Stan dziecka się pogarsza

To, że Anna W. przebywa w areszcie, to skandal. Nie dlatego, że uważam, iż kobiety nie mogą trafiać do aresztu. Jeśli są ku temu przesłanki, jest to zgodne z prawem. Jednak w tym przypadku mamy do czynienia z sytuacją, w której cierpi niewinne dziecko tej kobiety, chłopiec w spektrum autyzmu, z zespołem Aspergera. Anna W. jest kluczowym elementem jego terapii, prowadzonej od dwóch lat, mającej na celu umożliwienie mu normalnego funkcjonowania. Tymczasem w ciągu sześciu tygodni od jej aresztowania jego stan się pogorszył, co może mieć nieodwracalne skutki. To sytuacja, o której mówi art. 259 Kodeksu postępowania karnego – jeśli tymczasowe aresztowanie mogłoby wyrządzić poważną szkodę osobie najbliższej, nie powinno być stosowane.

- mówił w marcowym wywiadzie z Do Rzeczy mecenas.

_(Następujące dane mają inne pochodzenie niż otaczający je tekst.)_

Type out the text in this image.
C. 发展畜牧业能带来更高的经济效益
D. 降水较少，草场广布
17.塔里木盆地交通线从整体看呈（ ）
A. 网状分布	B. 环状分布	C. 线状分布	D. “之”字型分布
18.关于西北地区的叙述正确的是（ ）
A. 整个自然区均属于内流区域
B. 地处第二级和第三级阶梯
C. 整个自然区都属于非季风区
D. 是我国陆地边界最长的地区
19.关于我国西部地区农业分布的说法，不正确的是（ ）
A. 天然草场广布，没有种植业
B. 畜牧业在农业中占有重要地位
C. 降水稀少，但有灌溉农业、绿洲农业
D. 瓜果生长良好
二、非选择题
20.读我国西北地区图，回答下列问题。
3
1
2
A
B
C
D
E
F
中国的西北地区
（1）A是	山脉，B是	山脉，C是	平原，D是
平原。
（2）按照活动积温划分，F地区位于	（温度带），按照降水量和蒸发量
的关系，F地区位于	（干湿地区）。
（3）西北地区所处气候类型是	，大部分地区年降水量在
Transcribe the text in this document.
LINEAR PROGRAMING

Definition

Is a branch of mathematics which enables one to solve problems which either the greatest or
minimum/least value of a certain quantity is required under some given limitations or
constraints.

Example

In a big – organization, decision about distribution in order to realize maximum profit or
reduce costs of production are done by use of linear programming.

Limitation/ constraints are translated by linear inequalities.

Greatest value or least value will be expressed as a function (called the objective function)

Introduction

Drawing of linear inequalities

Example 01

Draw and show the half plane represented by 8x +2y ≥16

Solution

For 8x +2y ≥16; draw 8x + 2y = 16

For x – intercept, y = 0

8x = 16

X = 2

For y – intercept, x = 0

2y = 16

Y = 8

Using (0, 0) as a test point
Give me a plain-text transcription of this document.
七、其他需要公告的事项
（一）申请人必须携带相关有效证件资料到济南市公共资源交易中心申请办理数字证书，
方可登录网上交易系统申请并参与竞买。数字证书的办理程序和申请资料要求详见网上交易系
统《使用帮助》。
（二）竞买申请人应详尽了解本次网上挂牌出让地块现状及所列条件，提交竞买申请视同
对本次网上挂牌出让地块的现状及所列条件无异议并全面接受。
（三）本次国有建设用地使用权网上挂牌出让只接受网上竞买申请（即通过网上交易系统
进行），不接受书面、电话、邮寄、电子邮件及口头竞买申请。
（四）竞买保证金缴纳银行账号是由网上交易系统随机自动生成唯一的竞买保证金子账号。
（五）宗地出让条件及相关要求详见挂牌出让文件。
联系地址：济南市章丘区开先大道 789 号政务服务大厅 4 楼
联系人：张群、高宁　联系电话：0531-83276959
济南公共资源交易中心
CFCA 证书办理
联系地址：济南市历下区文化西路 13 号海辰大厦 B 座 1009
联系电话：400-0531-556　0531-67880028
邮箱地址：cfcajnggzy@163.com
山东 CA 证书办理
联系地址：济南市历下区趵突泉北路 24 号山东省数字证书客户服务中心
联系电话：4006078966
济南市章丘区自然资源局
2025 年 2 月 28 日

Śledztwo w sprawie nieprawidłowości w działalności RARS śląski wydział PK prowadzi od 12 kwietnia 2024 r. Wszczęto je natychmiast po wygranych przez koalicję Donalda Tuska wyborach, niespełna dwa tygodnie przed zaprzysiężeniem jego rządu.

Postawione zarzuty

Anna W., prócz zarzutu udziału w zorganizowanej grupie przestępczej miała według prokuratorów Bodnara miała przyjąć korzyść majątkową w kwocie 3,5 mln zł w zamian za wpływanie na udzielenie zamówienia publicznego na dostawę agregatów prądotwórczych. Prokuratorzy twierdzą, że Anna W. żądała korzyści majątkowej w kwocie 5 mln zł, natomiast uzyskała 3,5 mln zł. Prokuratura potwierdziła, że osobą, która wręczała łapówkę, miał być twórca marki Red is Bad Paweł S. i dotyczy to zamówień publicznych, w których był on oferentem. Kilka tygodni temu Paweł S. został zwolniony z aresztu za kaucją.

W obronie byłej urzędniczki KPRM stanął premier Mateusz Morawiecki i zachęcił do podpisywania pisma do katowickiego sądu z apelem o jak najszybsze uwolnienie z aresztu Anny W. Pismo jako pierwszy podpisał szef PiS Jarosław Kaczyński.